If you have to choose between both, always choose wet food over kibble. The benefits of wet food outweigh those of dry food. Wet food should be the main component of your cat’s diet, and kibble or dry snacks can supplement it.
At the end of the day, we humans are mere servants of our cats, and your royal highness will let you know if she disapproves of your menu choices.
The bottom line is that you should feed your cat what they want to eat. For the picky eaters, it can take some time and effort to figure out what they like.
We hope that this article helped distinguish between the pros and cons of wet and dry cat food, and it will help you decide on your cat’s ideal diet.
Feel free to share your thoughts and experience with our readers in the comments below.
Frequently Asked Questions
Do cats need wet food every day?
Although consistency in a cat’s diet is important, it’s no problem to incidentally feed only dry food on some days. On the other hand, if your cat is used to having wet food, it may not be something they easily accept.
What is the healthiest wet cat food?
Both wet and dry food have their pros and cons, but overall wet food has the best nutritional value. The fact that it contains a lot of moisture prevents cats from getting dehydrated. Wet food is also the most similar to their natural diet. Wet food should be the primary component of a cat diet where kibble can be a supplement.
Can I mix dry and wet cat food?
You can feed your cat a mixed diet of wet and dry food. It’s important to keep an eye on your cat’s calorie intake. Due to the high carbohydrate content in dry food, your cat may be at risk of over-eating and obesity as a result.

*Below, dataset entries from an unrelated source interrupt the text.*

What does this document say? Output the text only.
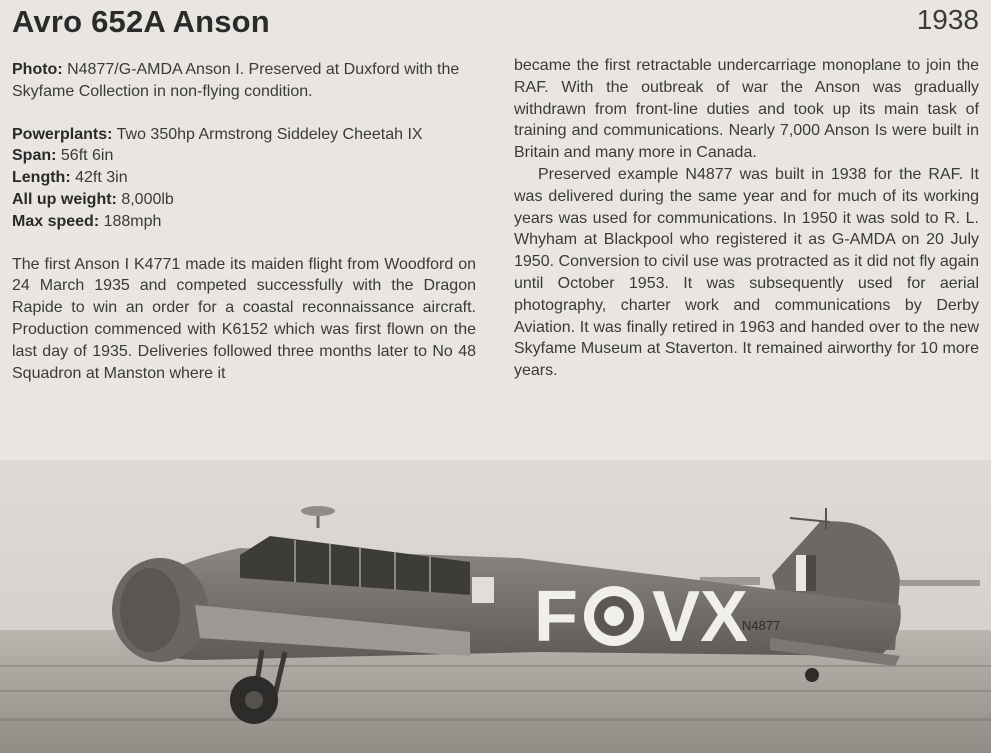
Avro 652A Anson	1938

Photo: N4877/G-AMDA Anson I. Preserved at Duxford with the Skyfame Collection in non-flying condition.

Powerplants: Two 350hp Armstrong Siddeley Cheetah IX

Span: 56ft 6in

Length: 42ft 3in

All up weight: 8,000lb

Max speed: 188mph

The first Anson I K4771 made its maiden flight from Woodford on 24 March 1935 and competed successfully with the Dragon Rapide to win an order for a coastal reconnaissance aircraft. Production commenced with K6152 which was first flown on the last day of 1935. Deliveries followed three months later to No 48 Squadron at Manston where it

became the first retractable undercarriage monoplane to join the RAF. With the outbreak of war the Anson was gradually withdrawn from front-line duties and took up its main task of training and communications. Nearly 7,000 Anson Is were built in Britain and many more in Canada.

Preserved example N4877 was built in 1938 for the RAF. It was delivered during the same year and for much of its working years was used for communications. In 1950 it was sold to R. L. Whyham at Blackpool who registered it as G-AMDA on 20 July 1950. Conversion to civil use was protracted as it did not fly again until October 1953. It was subsequently used for aerial photography, charter work and communications by Derby Aviation. It was finally retired in 1963 and handed over to the new Skyfame Museum at Staverton. It remained airworthy for 10 more years.

F VX
N4877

Can cats get sick from old wet food?
There is a health risk for cats when eating food that not fresh or past its use-by date. However, cats have a perfect sense of smell, and they will undoubtedly sense when the food is not suitable for their consumption. It is, therefore, rare that cats will eat expired food.
Why does my cat not finish her food?
Generally speaking, cats may not finish their food for the same reasons as humans. Either they are full, they need a more diverse menu, or they are uncomfortable while eating. Cats have small stomachs and eat small amounts throughout the day. Also, they don’t need to consume a lot of calories to stay healthy.